There are various existing libraries of web archives with massive amount of data stored during their years of existence, for example Wayback Machine or Common Crawl. There are also dedicated tools for archiving web pages, to name some: simple browser extensions such as Archive Webpage, open source tools such as pywb or warcio, or even web crawlers specialized in archiving such as Browsertrix.
The common file format used for archiving is WARC. Crawlee does not offer any out-of-the-box functionality to create WARC files, but in this guide, we will show examples of approaches that can be easily used in your use case to create WARC files with Crawlee.
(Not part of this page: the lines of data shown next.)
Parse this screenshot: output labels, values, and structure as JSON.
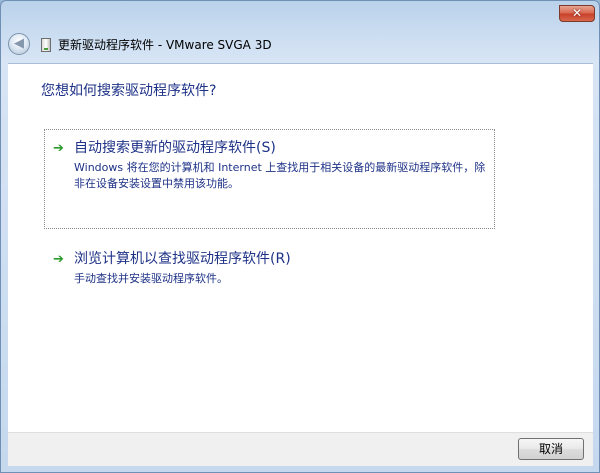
{
  "window": {
    "title": "更新驱动程序软件 - VMware SVGA 3D",
    "close_glyph": "✕",
    "back_glyph": "◀"
  },
  "content": {
    "question": "您想如何搜索驱动程序软件?",
    "options": [
      {
        "title": "自动搜索更新的驱动程序软件(S)",
        "description": "Windows 将在您的计算机和 Internet 上查找用于相关设备的最新驱动程序软件，除非在设备安装设置中禁用该功能。",
        "icon": "green-arrow-icon"
      },
      {
        "title": "浏览计算机以查找驱动程序软件(R)",
        "description": "手动查找并安装驱动程序软件。",
        "icon": "green-arrow-icon"
      }
    ],
    "arrow_glyph": "➔"
  },
  "footer": {
    "cancel_label": "取消"
  },
  "colors": {
    "link_text": "#1e3287",
    "arrow": "#2c9a2c",
    "close_button": "#c8412a"
  }
}
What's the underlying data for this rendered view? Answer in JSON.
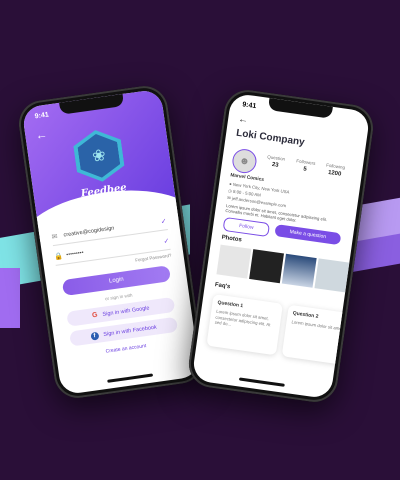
{
  "login_screen": {
    "status_time": "9:41",
    "brand": "Feedbee",
    "email_value": "creative@cogidesign",
    "password_value": "•••••••••",
    "forgot_password": "Forgot Password?",
    "login_button": "Login",
    "or_sign_in": "or sign in with",
    "google_button": "Sign in with Google",
    "facebook_button": "Sign in with Facebook",
    "create_account": "Create an account"
  },
  "profile_screen": {
    "status_time": "9:41",
    "company": "Loki Company",
    "stats": [
      {
        "label": "Question",
        "value": "23"
      },
      {
        "label": "Followers",
        "value": "5"
      },
      {
        "label": "Following",
        "value": "1200"
      }
    ],
    "name": "Marvel Comics",
    "location": "New York City, New York USA",
    "time": "8:00 - 5:00 AM",
    "email": "jeff.anderson@example.com",
    "bio": "Lorem ipsum dolor sit amet, consectetur adipiscing elit. Convallis morbi et. Habitant eget dolor.",
    "follow_button": "Follow",
    "make_question_button": "Make a question",
    "photos_title": "Photos",
    "faq_title": "Faq's",
    "faqs": [
      {
        "question": "Question 1",
        "answer": "Lorem ipsum dolor sit amet, consectetur adipiscing elit. At sed do..."
      },
      {
        "question": "Question 2",
        "answer": "Lorem ipsum dolor sit amet..."
      }
    ]
  }
}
Crawling through proxy recording server
This approach can be especially attractive as it does not require almost any code change to the crawler itself and the correct WARC creation is done by code from well maintained pywb package. The trick is to run a properly configured wayback proxy server, use it as a proxy for the crawler and record any traffic. Another advantage of this approach is that it is language agnostic. This way, you can record both your Python-based crawler and your JavaScript-based crawler. This is very straightforward and a good place to start.
This approach expects that you have already created your crawler, and that you just want to archive all the pages it is visiting during its crawl.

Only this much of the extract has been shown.